The Funder’s Meta-Problem
1 Introduction
The main goal of this simulation study is to analyze the sequential decision problem encountered by organizations involved in evaluating and funding charities from the perspective of Effective Altruism, which seeks to maximize the positive impact of donations on a global scale. In particular, the study aims to compare different decision-making policies for two key tasks:
- Selecting programs to fund from a list of programs for which effectiveness is only partially observable, taking into account the inherent uncertainties in program outcomes and impact.
- Determining which programs to re-evaluate in order to incrementally improve the decision-making process for program selection (i), by updating information and adjusting funding allocations accordingly.
By investigating and evaluating various decision-making policies within this framework, the study aims to contribute insights into how organizations can make more informed and effective funding decisions, with the ultimate goal of maximizing positive impact and optimizing resource allocation for charitable purposes.
My objective is not to identify the optimal policy, but rather to explore the potential for welfare improvement using alternative policies to those conventionally used. It’s important to note that I am simplifying these policies for tractability and not considering all their complexities and context-specific adjustments that expert decision-makers may introduce. Nevertheless, I believe this study captures the essence of how conventionally used policies may underperform in certain scenarios.

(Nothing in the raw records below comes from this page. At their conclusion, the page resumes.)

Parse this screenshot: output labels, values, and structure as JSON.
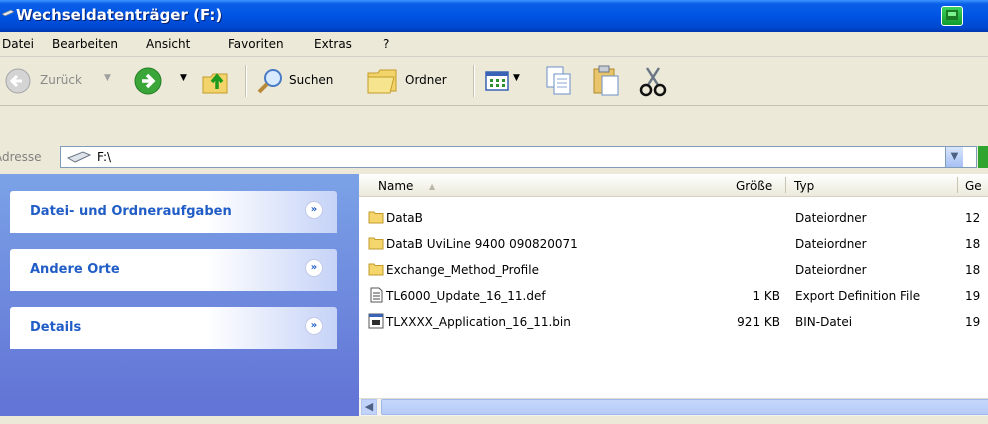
{
  "window": {
    "title": "Wechseldatenträger (F:)"
  },
  "menu": [
    "Datei",
    "Bearbeiten",
    "Ansicht",
    "Favoriten",
    "Extras",
    "?"
  ],
  "toolbar": {
    "back_label": "Zurück",
    "search_label": "Suchen",
    "folders_label": "Ordner"
  },
  "address": {
    "label": "Adresse",
    "value": "F:\\"
  },
  "tasks": [
    {
      "title": "Datei- und Ordneraufgaben"
    },
    {
      "title": "Andere Orte"
    },
    {
      "title": "Details"
    }
  ],
  "columns": {
    "name": "Name",
    "size": "Größe",
    "type": "Typ",
    "date": "Ge"
  },
  "files": [
    {
      "name": "DataB",
      "size": "",
      "type": "Dateiordner",
      "date": "12",
      "icon": "folder-icon"
    },
    {
      "name": "DataB UviLine 9400 090820071",
      "size": "",
      "type": "Dateiordner",
      "date": "18",
      "icon": "folder-icon"
    },
    {
      "name": "Exchange_Method_Profile",
      "size": "",
      "type": "Dateiordner",
      "date": "18",
      "icon": "folder-icon"
    },
    {
      "name": "TL6000_Update_16_11.def",
      "size": "1 KB",
      "type": "Export Definition File",
      "date": "19",
      "icon": "text-file-icon"
    },
    {
      "name": "TLXXXX_Application_16_11.bin",
      "size": "921 KB",
      "type": "BIN-Datei",
      "date": "19",
      "icon": "binary-file-icon"
    }
  ],
  "colors": {
    "titlebar": "#0054e3",
    "taskpane": "#6f8fdf",
    "task_title": "#215dc6"
  }
}
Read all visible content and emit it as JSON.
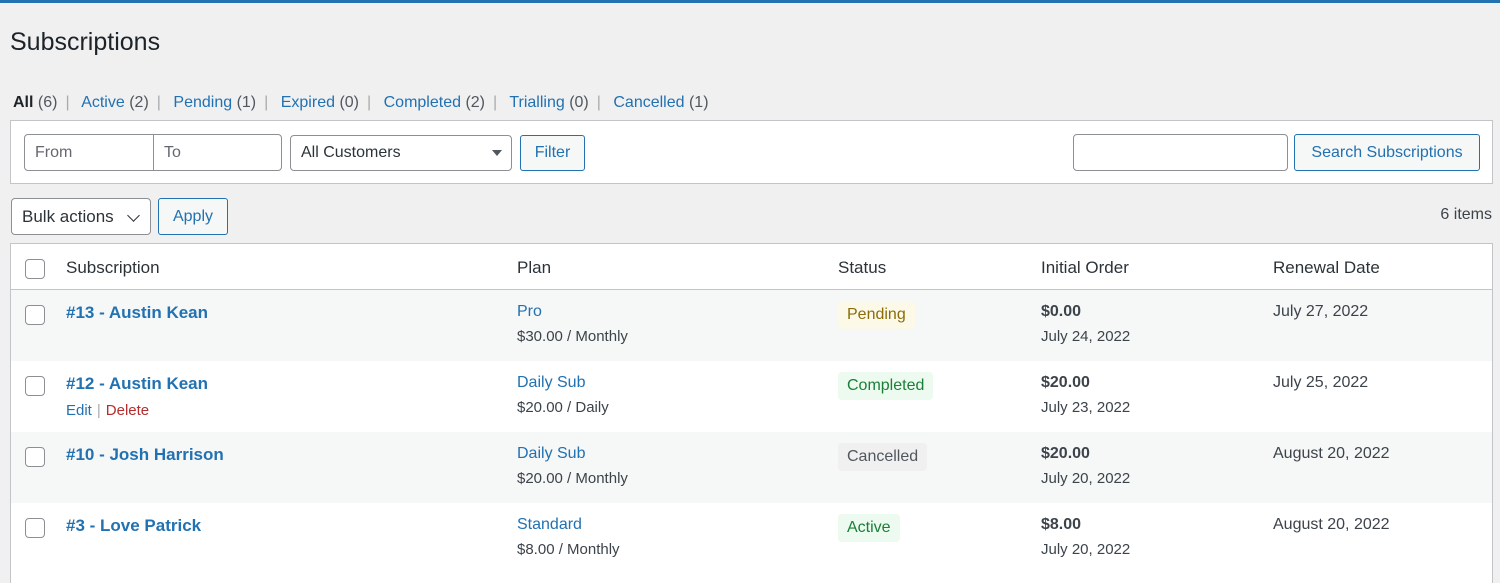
{
  "page": {
    "title": "Subscriptions"
  },
  "status_tabs": [
    {
      "label": "All",
      "count": "(6)"
    },
    {
      "label": "Active",
      "count": "(2)"
    },
    {
      "label": "Pending",
      "count": "(1)"
    },
    {
      "label": "Expired",
      "count": "(0)"
    },
    {
      "label": "Completed",
      "count": "(2)"
    },
    {
      "label": "Trialling",
      "count": "(0)"
    },
    {
      "label": "Cancelled",
      "count": "(1)"
    }
  ],
  "filters": {
    "from_placeholder": "From",
    "to_placeholder": "To",
    "customer_select": "All Customers",
    "filter_label": "Filter",
    "search_value": "",
    "search_label": "Search Subscriptions"
  },
  "bulk": {
    "select_label": "Bulk actions",
    "apply_label": "Apply",
    "items_count": "6 items"
  },
  "table": {
    "columns": [
      "Subscription",
      "Plan",
      "Status",
      "Initial Order",
      "Renewal Date"
    ],
    "rows": [
      {
        "title": "#13 - Austin Kean",
        "plan": "Pro",
        "price": "$30.00 / Monthly",
        "status": "Pending",
        "amount": "$0.00",
        "order_date": "July 24, 2022",
        "renewal": "July 27, 2022"
      },
      {
        "title": "#12 - Austin Kean",
        "edit": "Edit",
        "delete": "Delete",
        "plan": "Daily Sub",
        "price": "$20.00 / Daily",
        "status": "Completed",
        "amount": "$20.00",
        "order_date": "July 23, 2022",
        "renewal": "July 25, 2022"
      },
      {
        "title": "#10 - Josh Harrison",
        "plan": "Daily Sub",
        "price": "$20.00 / Monthly",
        "status": "Cancelled",
        "amount": "$20.00",
        "order_date": "July 20, 2022",
        "renewal": "August 20, 2022"
      },
      {
        "title": "#3 - Love Patrick",
        "plan": "Standard",
        "price": "$8.00 / Monthly",
        "status": "Active",
        "amount": "$8.00",
        "order_date": "July 20, 2022",
        "renewal": "August 20, 2022"
      }
    ]
  },
  "colors": {
    "accent": "#2271b1",
    "delete": "#b32d2e",
    "pending_badge": "#fcf9e8",
    "success_badge": "#edfaef",
    "cancelled_badge": "#f0f0f1"
  }
}
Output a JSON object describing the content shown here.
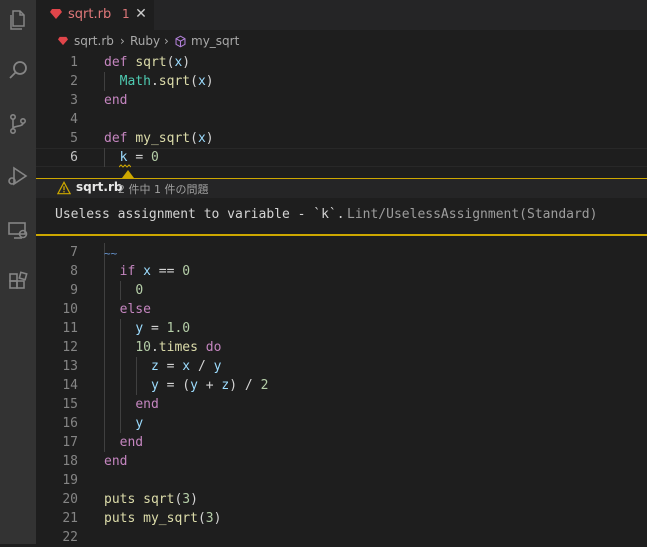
{
  "tab": {
    "file_name": "sqrt.rb",
    "problem_count": "1",
    "close_glyph": "✕"
  },
  "breadcrumb": {
    "file": "sqrt.rb",
    "sep": "›",
    "lang": "Ruby",
    "symbol": "my_sqrt"
  },
  "peek": {
    "file": "sqrt.rb",
    "summary": "2 件中 1 件の問題",
    "message": "Useless assignment to variable - `k`.",
    "source": "Lint/UselessAssignment(Standard)"
  },
  "line_numbers": [
    "1",
    "2",
    "3",
    "4",
    "5",
    "6",
    "7",
    "8",
    "9",
    "10",
    "11",
    "12",
    "13",
    "14",
    "15",
    "16",
    "17",
    "18",
    "19",
    "20",
    "21",
    "22"
  ],
  "code": {
    "l1": [
      "def",
      "sqrt",
      "(",
      "x",
      ")"
    ],
    "l2": [
      "Math",
      ".",
      "sqrt",
      "(",
      "x",
      ")"
    ],
    "l3": [
      "end"
    ],
    "l5": [
      "def",
      "my_sqrt",
      "(",
      "x",
      ")"
    ],
    "l6": [
      "k",
      "=",
      "0"
    ],
    "l7": [
      "~~"
    ],
    "l8": [
      "if",
      "x",
      "==",
      "0"
    ],
    "l9": [
      "0"
    ],
    "l10": [
      "else"
    ],
    "l11": [
      "y",
      "=",
      "1.0"
    ],
    "l12": [
      "10",
      ".",
      "times",
      "do"
    ],
    "l13": [
      "z",
      "=",
      "x",
      "/",
      "y"
    ],
    "l14": [
      "y",
      "=",
      "(",
      "y",
      "+",
      "z",
      ")",
      "/",
      "2"
    ],
    "l15": [
      "end"
    ],
    "l16": [
      "y"
    ],
    "l17": [
      "end"
    ],
    "l18": [
      "end"
    ],
    "l20": [
      "puts",
      "sqrt",
      "(",
      "3",
      ")"
    ],
    "l21": [
      "puts",
      "my_sqrt",
      "(",
      "3",
      ")"
    ]
  },
  "colors": {
    "warning": "#cca700",
    "ruby": "#e0454a",
    "keyword": "#c586c0",
    "function": "#dcdcaa",
    "variable": "#9cdcfe",
    "number": "#b5cea8"
  },
  "icons": [
    "files-icon",
    "search-icon",
    "source-control-icon",
    "run-debug-icon",
    "remote-explorer-icon",
    "extensions-icon",
    "ruby-icon",
    "close-icon",
    "symbol-method-icon",
    "warning-icon"
  ]
}
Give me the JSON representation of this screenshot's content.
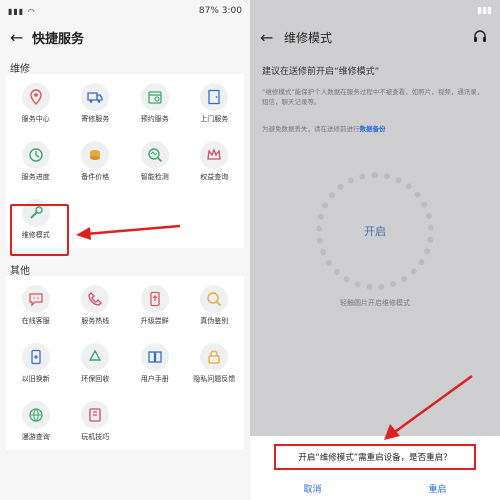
{
  "left": {
    "status": {
      "time": "3:00",
      "battery": "87%"
    },
    "title": "快捷服务",
    "section1": "维修",
    "repair_items": [
      {
        "label": "服务中心",
        "icon": "location-pin-icon"
      },
      {
        "label": "寄修服务",
        "icon": "truck-icon"
      },
      {
        "label": "预约服务",
        "icon": "calendar-icon"
      },
      {
        "label": "上门服务",
        "icon": "door-icon"
      },
      {
        "label": "服务进度",
        "icon": "progress-icon"
      },
      {
        "label": "备件价格",
        "icon": "coins-icon"
      },
      {
        "label": "智能检测",
        "icon": "detect-icon"
      },
      {
        "label": "权益查询",
        "icon": "crown-icon"
      },
      {
        "label": "维修模式",
        "icon": "repair-mode-icon"
      }
    ],
    "section2": "其他",
    "other_items": [
      {
        "label": "在线客服",
        "icon": "chat-icon"
      },
      {
        "label": "服务热线",
        "icon": "phone-icon"
      },
      {
        "label": "升级尝鲜",
        "icon": "upgrade-icon"
      },
      {
        "label": "真伪鉴别",
        "icon": "verify-icon"
      },
      {
        "label": "以旧换新",
        "icon": "trade-in-icon"
      },
      {
        "label": "环保回收",
        "icon": "recycle-icon"
      },
      {
        "label": "用户手册",
        "icon": "book-icon"
      },
      {
        "label": "隐私问题反馈",
        "icon": "lock-icon"
      },
      {
        "label": "漫游查询",
        "icon": "roaming-icon"
      },
      {
        "label": "玩机技巧",
        "icon": "tips-icon"
      }
    ]
  },
  "right": {
    "title": "维修模式",
    "advice": "建议在送修前开启“维修模式”",
    "description": "“维修模式”能保护个人数据在服务过程中不被查看，如照片，视频，通讯录，短信，聊天记录等。",
    "backup_text": "为避免数据丢失，请在送修前进行",
    "backup_link": "数据备份",
    "open_label": "开启",
    "hint": "轻触圆片开启维修模式",
    "dialog_message": "开启“维修模式”需重启设备，是否重启？",
    "cancel": "取消",
    "restart": "重启"
  },
  "colors": {
    "accent": "#2a6fd6",
    "highlight": "#e02020"
  }
}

Specifically, I aim to highlight the limitations of the following policies: (a) never re-evaluating programs and relying solely on initial evaluations, (b) randomly re-evaluating programs, and (c) using null hypothesis significance testing (NHST) in a simple heuristic policy. I will compare these conventional policies against policies that utilize a partially observable Markov decision process (POMDP) algorithm and a simple heuristic policy that uses Bayesian hierarchical models. Through my analysis, I have found that the alternative policies are able to increase accumulated discounted utility by at least 20 percent after a few steps.
Furthermore, it is important to highlight that while the framework of the implementation-evaluation problem in this study draws inspiration from the decision-making challenges faced by funding organizations in the realm of international development and global health charities, it is also relevant to the broader context of Effective Altruism. The decision problems faced by Effective Altruism practitioners often involve complex trade-offs and uncertainties, and the insights gained from this study may have broader implications for decision-making in these domains as well.
The funder’s problem is modeled as a sequence of decisions made at discrete intervals, given a finite set of programs with uncertain impact on a set of populations. The funder selects optimal programs to implement based on their beliefs about the counterfactual outcomes of these programs for their targeted populations, and decides what data to collect to update these beliefs for the next decision point. The environment and problem are intentionally kept simple to ensure tractability, with the understanding that further studies may revisit these assumptions iteratively.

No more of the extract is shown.